現役裁判官の個人的意見を聞く機会が滅多にない中で、その本音を知る貴重な資料だと思います。
冒頭の意見のほかにも、
「法科大学院と合格者増加による修習生のレベルの格差の大きさには驚きよりも不安を覚える。『競争させれば良い物だけが残る』という実証されていない幻想だけで運営されているとしか思えない。」
「即独では事件経験を積むのも難しい。そのため資質の差が登録後さらに拡大していく。」
等々直截的かつ刺激的な意見が紹介されています。
現役裁判官の心底からの憤慨や嘆息が直に伝わってくるようです。
自由競争によって需要と供給が適正に調整されるというアダム・スミスの命題は、需給双方とも合理的判断能力を備え、情報の非対称性がなく、その財が価格弾力性に富んでいる場合についてのみ当てはまるものです。

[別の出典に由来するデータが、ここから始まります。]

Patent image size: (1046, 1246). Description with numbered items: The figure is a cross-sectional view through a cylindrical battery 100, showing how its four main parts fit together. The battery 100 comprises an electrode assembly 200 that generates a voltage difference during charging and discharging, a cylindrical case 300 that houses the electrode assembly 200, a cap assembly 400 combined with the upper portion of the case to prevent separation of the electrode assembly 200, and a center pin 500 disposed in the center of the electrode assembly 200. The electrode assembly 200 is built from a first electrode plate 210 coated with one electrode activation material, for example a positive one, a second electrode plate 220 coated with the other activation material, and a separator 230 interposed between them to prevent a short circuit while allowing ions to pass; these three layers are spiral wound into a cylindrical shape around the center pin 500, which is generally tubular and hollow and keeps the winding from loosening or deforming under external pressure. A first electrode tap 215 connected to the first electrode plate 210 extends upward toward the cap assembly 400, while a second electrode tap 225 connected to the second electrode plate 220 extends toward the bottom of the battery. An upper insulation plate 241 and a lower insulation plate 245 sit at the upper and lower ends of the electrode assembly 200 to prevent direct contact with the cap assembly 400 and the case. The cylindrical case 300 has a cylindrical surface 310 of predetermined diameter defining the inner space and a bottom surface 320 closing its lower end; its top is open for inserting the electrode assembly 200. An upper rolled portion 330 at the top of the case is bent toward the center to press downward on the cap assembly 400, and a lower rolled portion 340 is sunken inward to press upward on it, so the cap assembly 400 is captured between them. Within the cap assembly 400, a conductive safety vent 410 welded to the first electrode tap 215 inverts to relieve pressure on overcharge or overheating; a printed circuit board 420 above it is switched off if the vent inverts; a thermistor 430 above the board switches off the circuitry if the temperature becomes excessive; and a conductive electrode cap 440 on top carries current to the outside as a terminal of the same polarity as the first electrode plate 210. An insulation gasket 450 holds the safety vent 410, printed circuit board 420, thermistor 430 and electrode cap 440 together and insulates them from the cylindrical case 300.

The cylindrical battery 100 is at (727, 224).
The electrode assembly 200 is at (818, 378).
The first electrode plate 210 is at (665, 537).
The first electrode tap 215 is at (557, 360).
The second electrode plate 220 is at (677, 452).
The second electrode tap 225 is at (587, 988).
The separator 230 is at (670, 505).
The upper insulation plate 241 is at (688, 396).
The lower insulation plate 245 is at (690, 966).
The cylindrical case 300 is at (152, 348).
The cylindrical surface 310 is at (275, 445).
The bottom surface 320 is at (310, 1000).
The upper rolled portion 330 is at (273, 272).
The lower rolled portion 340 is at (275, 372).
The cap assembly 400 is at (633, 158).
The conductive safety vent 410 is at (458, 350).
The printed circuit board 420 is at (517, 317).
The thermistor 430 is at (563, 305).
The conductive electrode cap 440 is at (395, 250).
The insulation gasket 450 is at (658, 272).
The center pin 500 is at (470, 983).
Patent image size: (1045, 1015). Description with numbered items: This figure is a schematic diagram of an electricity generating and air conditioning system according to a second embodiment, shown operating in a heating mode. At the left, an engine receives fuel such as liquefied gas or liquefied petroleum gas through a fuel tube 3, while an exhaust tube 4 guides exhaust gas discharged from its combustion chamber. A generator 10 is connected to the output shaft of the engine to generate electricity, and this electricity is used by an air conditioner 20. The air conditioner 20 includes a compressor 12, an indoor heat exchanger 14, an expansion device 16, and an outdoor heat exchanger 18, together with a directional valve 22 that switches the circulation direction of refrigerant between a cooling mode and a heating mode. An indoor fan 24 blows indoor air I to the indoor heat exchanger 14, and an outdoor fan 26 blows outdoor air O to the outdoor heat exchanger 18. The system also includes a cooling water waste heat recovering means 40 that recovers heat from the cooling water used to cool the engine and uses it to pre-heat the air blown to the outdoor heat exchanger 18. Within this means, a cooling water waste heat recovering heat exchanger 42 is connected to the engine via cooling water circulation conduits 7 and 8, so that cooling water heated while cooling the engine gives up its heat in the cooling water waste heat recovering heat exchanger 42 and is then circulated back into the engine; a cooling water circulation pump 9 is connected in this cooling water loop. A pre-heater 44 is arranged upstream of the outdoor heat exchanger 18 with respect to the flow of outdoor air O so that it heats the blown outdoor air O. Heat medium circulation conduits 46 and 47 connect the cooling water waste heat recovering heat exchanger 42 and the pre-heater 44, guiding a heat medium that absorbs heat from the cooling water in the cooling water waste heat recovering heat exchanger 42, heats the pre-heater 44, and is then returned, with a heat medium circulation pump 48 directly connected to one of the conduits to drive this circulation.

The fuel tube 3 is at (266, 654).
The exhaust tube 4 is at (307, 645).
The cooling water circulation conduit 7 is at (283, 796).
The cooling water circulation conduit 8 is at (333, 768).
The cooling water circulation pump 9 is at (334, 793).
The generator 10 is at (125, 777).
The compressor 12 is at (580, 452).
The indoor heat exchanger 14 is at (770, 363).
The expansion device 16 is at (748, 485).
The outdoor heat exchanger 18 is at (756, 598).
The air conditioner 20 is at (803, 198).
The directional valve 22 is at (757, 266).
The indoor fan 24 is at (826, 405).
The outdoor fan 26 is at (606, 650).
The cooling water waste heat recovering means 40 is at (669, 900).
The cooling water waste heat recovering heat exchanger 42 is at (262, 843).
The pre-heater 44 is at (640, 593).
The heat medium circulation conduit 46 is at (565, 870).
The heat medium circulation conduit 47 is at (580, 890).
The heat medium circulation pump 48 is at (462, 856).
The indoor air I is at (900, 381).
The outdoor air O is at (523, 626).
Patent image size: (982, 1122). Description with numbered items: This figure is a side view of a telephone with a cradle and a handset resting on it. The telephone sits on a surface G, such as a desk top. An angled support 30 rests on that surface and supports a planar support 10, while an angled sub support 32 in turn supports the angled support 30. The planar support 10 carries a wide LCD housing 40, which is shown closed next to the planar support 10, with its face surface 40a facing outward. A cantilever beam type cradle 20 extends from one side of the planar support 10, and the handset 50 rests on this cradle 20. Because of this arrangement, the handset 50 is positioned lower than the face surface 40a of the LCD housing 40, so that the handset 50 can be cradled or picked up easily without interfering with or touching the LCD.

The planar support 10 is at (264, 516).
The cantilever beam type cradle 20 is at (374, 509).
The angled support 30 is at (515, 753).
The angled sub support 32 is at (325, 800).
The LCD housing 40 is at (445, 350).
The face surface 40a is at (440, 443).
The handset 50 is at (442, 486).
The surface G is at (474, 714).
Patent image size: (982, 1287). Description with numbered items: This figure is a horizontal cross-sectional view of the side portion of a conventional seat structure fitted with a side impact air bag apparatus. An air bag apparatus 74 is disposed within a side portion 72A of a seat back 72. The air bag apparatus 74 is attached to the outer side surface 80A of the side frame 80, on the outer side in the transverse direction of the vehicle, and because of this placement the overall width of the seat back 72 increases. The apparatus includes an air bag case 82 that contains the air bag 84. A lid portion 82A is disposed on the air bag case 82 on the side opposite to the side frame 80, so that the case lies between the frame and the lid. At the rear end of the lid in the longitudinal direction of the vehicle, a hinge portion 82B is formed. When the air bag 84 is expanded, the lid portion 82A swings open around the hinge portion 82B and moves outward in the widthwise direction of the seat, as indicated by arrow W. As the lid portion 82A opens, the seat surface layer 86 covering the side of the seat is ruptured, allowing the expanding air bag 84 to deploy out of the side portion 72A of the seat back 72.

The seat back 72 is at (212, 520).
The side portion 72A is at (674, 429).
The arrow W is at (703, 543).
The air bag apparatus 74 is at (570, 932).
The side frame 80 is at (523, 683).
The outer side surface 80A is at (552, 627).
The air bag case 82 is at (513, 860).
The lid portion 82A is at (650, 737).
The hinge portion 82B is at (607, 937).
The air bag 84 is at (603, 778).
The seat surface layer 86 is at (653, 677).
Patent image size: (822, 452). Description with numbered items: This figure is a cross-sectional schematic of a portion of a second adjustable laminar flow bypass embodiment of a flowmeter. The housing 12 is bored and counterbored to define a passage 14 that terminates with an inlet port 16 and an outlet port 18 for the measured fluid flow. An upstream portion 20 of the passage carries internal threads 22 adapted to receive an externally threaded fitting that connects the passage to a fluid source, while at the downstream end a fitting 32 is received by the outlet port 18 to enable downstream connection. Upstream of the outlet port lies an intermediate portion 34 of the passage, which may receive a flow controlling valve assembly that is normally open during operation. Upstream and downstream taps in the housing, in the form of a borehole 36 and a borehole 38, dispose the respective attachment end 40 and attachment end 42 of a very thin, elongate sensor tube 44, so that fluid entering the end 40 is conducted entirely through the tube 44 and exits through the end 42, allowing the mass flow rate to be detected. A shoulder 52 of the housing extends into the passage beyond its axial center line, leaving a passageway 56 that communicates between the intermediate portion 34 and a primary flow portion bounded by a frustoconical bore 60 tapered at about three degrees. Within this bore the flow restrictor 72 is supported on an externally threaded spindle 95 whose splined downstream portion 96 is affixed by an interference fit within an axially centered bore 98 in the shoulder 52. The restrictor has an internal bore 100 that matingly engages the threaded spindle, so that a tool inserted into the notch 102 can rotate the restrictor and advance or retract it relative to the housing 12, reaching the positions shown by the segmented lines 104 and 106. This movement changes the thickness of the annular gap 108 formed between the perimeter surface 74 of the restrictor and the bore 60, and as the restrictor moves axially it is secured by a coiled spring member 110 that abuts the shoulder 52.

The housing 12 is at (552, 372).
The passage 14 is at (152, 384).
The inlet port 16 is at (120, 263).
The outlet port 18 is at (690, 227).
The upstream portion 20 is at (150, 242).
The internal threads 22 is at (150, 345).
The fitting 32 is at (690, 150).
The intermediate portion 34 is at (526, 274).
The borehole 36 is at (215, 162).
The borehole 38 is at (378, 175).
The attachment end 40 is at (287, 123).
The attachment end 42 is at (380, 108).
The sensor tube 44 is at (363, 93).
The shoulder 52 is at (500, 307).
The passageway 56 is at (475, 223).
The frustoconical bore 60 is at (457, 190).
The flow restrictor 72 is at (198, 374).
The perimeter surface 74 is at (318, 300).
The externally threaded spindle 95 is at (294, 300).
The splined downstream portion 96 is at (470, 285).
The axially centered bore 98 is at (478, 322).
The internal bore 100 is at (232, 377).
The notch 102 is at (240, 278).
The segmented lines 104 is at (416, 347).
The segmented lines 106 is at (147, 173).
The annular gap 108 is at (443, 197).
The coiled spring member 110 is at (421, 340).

過少な法的需要に対して供給を適正に制限しなければ市場は失敗し、崩壊します。
法曹人口は既に飽和状態に達していますし、今後、弁護士に相応の報酬を支払ってまで解決しなければならない紛争が急増するとは思えません。
経験も積まずに能力など伸びるはずがありません。
既に負のスパイラルは始まっています。
供給を制限し、これ以上の法曹の質の低下を食い止めることが喫緊の課題です。
「司法を国民により身近なものにするには簡易裁判所の充実・強化を図るべきだったのであり、増大する法曹を弁護士ではなく、簡裁判事として採用し、地域で司法を身近にする役割を担わせるべきだったのではないか。」
簡裁裁判官の意見を読んで目から鱗です。
裁判官を判事(判事補)と簡裁判事に分けて別枠で採用することに合理性はあるのでしょうか。
検事が不足していた時代に窮余の策として設けられた副検事というポストを温存し続ける必要があるのでしょうか。
現状の就職難には焼石に水かもしれませんが、判事と簡裁判事、検事と副検事の一元化は、検討に値する課題だと思います。